The maximum harmonisation principle for capital is misguided
The maximum harmonisation principle for capital would be sensible if the EU were a single financial market, homogeneous in national attributes such as bankruptcy laws and having a single European supervisory agency. In such a world, variable capital standards undermine the principle of a single financial market.
This, however, is based on a utopian view of European financial markets. After all, the EU does not have a political union, enabling a single EU supervisory agency, nor common bankruptcy laws. Consequently, the composition of assets, and treatment of assets in bankruptcy will be different across borders.
Furthermore, with each state having independent budgets, government policies and development levels, the nature and importance of banking will vary significantly across member states.
Looking at total banking assets over GDP, the relatively smallest banking state is Romania at 64% and the largest is Luxembourg at 1,964%, followed by Ireland at 929% and Cyprus at 928%. For the largest banking states, the financial sector is a significant generator of systemic risk and contributor to the business cycle. Those forces are not as strong in countries with smaller banking sectors, especially where the banks are mostly foreign.
A country with a large banking system needs different approaches to supervision than a small banking state. It needs more protection from financial turmoil and hence it would be prudent for it to require higher capital levels.
Indeed, it is sensible to vary capital levels with the relative size of the banking sector. For these reasons, the maximum harmonisation principle for bank capital is not advisable.
Those wanting low capital may have weak banking systems
The same countries that led the opposition to higher capital standards in the Basel III negotiations now oppose variable capital requirements in the EU, Germany and France.
I suspect they fear that allowing countries to impose more stringent capital standards would expose the weaknesses of their own banking systems. If an important banking nation successfully implements relatively higher capital standards, it directly signals that country’s relative banking strength and a desire not to support the banks in a crisis.

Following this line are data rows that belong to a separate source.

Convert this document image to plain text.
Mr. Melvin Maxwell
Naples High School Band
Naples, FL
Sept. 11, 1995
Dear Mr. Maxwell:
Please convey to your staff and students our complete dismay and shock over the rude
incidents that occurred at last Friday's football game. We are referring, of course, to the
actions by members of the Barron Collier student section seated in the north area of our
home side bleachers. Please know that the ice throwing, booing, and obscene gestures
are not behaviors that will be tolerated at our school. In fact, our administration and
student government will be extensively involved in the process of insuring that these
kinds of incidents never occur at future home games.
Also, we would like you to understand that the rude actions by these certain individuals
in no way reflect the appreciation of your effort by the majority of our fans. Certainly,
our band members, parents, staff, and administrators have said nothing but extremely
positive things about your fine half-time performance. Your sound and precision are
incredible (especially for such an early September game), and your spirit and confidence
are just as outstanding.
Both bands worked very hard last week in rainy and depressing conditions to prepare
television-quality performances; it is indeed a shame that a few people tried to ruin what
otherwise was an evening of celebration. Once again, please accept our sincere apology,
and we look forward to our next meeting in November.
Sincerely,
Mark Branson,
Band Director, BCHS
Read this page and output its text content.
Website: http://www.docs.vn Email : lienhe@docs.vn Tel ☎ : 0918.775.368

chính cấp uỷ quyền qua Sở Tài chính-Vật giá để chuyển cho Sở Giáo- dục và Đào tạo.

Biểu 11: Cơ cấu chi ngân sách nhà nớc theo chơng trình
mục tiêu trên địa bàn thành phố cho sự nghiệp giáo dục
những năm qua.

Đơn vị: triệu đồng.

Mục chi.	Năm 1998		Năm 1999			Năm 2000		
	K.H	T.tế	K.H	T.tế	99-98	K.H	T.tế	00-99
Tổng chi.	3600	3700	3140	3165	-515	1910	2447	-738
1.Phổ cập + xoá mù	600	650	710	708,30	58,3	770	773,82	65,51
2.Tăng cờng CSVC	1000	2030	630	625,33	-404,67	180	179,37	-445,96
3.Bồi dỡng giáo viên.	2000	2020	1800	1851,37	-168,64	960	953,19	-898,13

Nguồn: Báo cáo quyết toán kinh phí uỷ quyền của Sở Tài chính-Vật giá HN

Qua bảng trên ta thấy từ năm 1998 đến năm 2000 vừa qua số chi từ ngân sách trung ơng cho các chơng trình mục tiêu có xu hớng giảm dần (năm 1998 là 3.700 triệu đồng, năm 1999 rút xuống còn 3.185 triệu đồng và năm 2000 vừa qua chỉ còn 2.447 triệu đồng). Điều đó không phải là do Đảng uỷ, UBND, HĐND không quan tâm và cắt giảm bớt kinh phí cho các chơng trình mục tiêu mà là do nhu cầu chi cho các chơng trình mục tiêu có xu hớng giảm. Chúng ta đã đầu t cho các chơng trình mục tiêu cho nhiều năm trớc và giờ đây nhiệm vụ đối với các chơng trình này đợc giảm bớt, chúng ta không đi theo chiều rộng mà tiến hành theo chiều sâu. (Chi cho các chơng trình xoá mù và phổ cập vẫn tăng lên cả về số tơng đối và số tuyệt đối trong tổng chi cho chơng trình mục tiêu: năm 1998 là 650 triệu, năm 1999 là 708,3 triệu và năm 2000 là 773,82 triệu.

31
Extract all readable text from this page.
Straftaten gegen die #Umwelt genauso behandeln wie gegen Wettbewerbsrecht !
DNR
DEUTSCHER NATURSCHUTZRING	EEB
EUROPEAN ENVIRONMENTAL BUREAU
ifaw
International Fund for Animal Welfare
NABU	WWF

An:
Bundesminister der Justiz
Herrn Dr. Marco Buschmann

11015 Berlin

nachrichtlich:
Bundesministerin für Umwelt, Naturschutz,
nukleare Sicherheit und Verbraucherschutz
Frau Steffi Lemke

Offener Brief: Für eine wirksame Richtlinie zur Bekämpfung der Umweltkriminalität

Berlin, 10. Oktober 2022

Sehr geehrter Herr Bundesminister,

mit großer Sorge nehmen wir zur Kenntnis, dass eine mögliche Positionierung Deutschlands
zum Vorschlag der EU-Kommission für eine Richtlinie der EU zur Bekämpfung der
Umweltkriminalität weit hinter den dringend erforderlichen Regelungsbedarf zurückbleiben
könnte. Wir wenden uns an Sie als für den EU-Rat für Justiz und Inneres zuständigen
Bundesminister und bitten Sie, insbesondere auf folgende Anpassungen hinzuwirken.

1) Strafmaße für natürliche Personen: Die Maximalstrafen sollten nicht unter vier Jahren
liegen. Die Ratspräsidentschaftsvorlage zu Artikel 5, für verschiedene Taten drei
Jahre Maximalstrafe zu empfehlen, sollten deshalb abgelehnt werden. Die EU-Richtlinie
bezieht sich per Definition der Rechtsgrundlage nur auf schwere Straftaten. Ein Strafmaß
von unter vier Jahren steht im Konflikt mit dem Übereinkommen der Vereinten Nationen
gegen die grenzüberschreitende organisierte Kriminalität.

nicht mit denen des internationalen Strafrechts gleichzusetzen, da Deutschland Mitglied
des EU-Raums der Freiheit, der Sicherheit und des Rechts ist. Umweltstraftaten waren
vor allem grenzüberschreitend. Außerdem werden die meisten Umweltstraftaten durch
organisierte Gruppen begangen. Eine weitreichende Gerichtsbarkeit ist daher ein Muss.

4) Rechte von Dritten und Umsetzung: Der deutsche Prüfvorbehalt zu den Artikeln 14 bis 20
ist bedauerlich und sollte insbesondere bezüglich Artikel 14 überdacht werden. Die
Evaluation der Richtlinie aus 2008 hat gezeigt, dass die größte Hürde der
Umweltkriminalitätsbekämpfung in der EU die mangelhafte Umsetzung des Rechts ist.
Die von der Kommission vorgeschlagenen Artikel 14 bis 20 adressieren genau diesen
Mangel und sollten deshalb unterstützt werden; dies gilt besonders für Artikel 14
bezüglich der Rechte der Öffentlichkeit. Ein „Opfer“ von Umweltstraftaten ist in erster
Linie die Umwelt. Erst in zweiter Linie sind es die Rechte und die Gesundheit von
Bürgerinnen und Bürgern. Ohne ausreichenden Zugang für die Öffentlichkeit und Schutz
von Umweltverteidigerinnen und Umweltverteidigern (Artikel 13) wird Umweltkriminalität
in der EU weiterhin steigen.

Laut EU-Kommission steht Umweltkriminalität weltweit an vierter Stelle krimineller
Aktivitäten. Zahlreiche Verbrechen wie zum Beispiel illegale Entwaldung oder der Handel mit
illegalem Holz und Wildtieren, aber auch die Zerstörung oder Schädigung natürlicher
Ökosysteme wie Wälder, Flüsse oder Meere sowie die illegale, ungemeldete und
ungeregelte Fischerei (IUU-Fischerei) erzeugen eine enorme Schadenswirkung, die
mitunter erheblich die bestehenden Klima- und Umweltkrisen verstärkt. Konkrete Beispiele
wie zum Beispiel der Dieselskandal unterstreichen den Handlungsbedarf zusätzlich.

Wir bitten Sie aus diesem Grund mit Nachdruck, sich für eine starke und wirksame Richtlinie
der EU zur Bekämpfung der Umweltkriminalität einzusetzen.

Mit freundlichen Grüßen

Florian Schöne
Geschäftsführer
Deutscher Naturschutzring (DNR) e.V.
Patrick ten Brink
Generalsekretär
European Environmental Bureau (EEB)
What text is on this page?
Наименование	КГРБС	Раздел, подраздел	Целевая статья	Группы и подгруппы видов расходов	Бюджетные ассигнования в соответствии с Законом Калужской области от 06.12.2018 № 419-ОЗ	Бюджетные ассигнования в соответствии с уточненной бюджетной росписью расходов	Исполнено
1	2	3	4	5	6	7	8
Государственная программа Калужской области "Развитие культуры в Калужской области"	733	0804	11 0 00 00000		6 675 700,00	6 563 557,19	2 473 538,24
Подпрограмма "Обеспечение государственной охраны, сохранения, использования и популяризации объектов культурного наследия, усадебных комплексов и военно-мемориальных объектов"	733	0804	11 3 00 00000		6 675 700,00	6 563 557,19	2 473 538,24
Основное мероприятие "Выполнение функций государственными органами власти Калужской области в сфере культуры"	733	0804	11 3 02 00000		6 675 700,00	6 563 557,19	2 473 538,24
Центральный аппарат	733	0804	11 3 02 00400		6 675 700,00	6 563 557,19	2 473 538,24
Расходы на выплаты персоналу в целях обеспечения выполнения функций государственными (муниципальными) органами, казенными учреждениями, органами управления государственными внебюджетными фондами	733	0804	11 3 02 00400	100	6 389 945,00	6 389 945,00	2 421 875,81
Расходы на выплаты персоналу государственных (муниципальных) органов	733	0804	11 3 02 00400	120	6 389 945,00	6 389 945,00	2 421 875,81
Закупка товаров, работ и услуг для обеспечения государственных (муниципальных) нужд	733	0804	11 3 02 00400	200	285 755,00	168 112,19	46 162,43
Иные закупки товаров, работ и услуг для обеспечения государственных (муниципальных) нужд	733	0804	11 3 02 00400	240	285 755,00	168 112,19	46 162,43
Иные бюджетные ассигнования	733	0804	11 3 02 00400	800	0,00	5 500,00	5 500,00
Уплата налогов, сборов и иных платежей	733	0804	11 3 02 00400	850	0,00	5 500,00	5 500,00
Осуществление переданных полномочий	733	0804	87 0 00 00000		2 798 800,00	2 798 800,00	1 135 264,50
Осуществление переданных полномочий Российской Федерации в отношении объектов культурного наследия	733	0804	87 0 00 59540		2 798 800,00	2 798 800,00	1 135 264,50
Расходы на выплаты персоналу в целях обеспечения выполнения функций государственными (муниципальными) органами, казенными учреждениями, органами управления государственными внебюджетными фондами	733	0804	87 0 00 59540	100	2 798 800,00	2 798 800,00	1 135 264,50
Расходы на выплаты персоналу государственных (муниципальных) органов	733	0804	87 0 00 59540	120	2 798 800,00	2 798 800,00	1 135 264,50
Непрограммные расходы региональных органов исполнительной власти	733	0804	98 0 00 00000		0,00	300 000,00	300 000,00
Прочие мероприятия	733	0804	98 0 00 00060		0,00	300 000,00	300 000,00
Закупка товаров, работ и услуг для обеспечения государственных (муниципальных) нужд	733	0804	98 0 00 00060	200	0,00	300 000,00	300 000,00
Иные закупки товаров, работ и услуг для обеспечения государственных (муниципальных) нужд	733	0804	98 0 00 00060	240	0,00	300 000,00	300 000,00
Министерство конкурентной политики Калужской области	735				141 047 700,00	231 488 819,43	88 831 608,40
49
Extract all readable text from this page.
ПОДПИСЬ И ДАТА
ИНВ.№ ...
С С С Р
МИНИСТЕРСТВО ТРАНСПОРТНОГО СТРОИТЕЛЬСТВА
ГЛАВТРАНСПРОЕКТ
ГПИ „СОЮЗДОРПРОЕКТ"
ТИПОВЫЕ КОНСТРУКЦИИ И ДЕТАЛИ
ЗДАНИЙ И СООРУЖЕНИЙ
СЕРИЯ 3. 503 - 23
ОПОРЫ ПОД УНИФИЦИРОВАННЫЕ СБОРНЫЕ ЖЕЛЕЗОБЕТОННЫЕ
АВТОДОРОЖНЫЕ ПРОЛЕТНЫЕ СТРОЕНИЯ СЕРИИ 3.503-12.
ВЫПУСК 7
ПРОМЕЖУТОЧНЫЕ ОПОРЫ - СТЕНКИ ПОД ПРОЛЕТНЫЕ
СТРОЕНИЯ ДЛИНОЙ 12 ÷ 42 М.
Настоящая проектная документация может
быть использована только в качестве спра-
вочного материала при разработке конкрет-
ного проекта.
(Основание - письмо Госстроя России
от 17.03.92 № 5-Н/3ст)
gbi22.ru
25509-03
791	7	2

Perhaps, the real reason for the French and German opposition to variable capital standards can both be found in weaknesses in those countries’ bank assets and their willingness to use taxpayers’ money to bail out the banks.
The financial crisis demonstrated the need for improving capital standards, with Basel III a step in the right direction. Countries with large financial systems need to have the freedom to impose stricter controls on risk taking than is the norm. For these reasons, an EU maximum harmonisation for bank capital would be the wrong step.